We used to think they were medicinal
Another strange thing about ancient marshmallows: They were supposed to help cure ailments. The Greeks believed they cured sore throats, toothaches and bee stings (when applied as a salve). Arab doctors believed them to be anti-inflammatory, while the Romans considered them a laxative. All throughout the middle ages, the list of ailments they were supposed to cure ranged from insomnia and upset stomaches, to chest colds. Of course, nowadays, we know they're really good for the soul.
Their unique shape was part of the modern manufacturing process
Ever wondered how marshmallows get their shape? It's because of how they're made. The modern manufacturing process was first invented in 1948 in America, by Alex Doumak.

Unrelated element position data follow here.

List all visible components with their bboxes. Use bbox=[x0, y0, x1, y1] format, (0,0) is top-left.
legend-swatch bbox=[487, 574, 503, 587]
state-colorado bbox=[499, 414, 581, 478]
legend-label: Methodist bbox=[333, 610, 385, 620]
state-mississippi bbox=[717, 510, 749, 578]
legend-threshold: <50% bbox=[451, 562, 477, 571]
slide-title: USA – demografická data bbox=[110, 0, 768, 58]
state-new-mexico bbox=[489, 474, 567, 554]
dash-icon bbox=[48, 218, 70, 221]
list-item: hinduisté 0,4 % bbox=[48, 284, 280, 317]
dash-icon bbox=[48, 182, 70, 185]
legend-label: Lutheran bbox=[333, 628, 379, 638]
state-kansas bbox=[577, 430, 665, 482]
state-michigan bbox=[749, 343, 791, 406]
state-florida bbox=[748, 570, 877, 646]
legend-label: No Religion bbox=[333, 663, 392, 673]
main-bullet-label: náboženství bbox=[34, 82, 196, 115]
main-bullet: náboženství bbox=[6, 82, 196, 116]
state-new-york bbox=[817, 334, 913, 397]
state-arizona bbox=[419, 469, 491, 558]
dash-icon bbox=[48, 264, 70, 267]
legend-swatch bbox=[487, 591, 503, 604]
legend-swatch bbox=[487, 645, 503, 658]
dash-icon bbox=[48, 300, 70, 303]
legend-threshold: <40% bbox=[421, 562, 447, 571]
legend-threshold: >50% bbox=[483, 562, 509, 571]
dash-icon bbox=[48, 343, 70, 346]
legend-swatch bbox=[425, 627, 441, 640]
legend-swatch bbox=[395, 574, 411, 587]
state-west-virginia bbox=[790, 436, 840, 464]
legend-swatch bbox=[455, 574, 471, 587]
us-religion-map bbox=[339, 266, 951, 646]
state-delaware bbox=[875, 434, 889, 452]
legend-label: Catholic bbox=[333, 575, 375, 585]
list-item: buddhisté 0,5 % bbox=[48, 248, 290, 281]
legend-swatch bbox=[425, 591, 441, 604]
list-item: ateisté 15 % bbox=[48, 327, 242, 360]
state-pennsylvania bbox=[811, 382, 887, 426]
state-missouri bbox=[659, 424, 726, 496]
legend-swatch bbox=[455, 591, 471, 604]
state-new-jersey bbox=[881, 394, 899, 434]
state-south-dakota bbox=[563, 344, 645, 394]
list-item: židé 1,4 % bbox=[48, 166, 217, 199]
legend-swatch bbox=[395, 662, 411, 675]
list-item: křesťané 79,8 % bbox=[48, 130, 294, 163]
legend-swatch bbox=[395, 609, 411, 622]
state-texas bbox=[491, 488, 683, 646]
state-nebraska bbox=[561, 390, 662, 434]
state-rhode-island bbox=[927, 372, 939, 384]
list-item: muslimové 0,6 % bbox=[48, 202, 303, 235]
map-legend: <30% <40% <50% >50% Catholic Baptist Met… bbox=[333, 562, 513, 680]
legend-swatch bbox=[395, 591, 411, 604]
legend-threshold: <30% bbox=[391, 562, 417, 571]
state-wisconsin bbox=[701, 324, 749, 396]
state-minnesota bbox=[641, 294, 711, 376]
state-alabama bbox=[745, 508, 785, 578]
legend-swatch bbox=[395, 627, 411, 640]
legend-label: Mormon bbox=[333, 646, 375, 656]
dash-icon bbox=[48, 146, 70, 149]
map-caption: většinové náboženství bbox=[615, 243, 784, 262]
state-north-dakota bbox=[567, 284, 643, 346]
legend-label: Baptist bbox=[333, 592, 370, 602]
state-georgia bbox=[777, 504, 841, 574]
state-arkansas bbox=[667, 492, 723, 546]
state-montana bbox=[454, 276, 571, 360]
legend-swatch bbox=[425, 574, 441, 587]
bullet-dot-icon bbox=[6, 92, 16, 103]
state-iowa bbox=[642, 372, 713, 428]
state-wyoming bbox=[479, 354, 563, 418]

Basically, the stuff marshmallows are made out of is pumped into a tube until it's solid, then removed from the tube and sliced into equal pieces. Speaking of the stuff it's made of….
Today, there's (usually) four ingredients
We don't use Mallow plants anymore. Instead, modern marshmallows are usually made of either corn syrup or sugar, gelatine, gum Arabic (a solidifying agent) and flavouring. Nowadays, some companies also make all-natural marshmallows using vegan gelatine and alternate sweeteners.
Where campfire roasting came from is a mystery
The earliest reference to that all-important camping tradition is in 1927, when the Girl Scout Handbook included a recipe involving toasted marshmallows, but it was clearly already a tradition before that. That same recipe is also the first reference known to a s'more (toasted marshmallow, chocolate, and gram crackers smushed into a sandwich).
Marshmallows are great for baking
Aside from s'mores, the Nibble gives other examples of what you can bake using marshmallows, including cookies, waffles, pancakes, pie topping and more. In our baking programs, you'll spend time making dishes like these in the kitchen labs in our new Culinary Arts Centre, learning fundamental baking skills. If you take the Baking and Pastry Arts Management program, too, you can become the one planning and executing the dishes in a bakery, making sure there's a little bit of marshmallow in everything.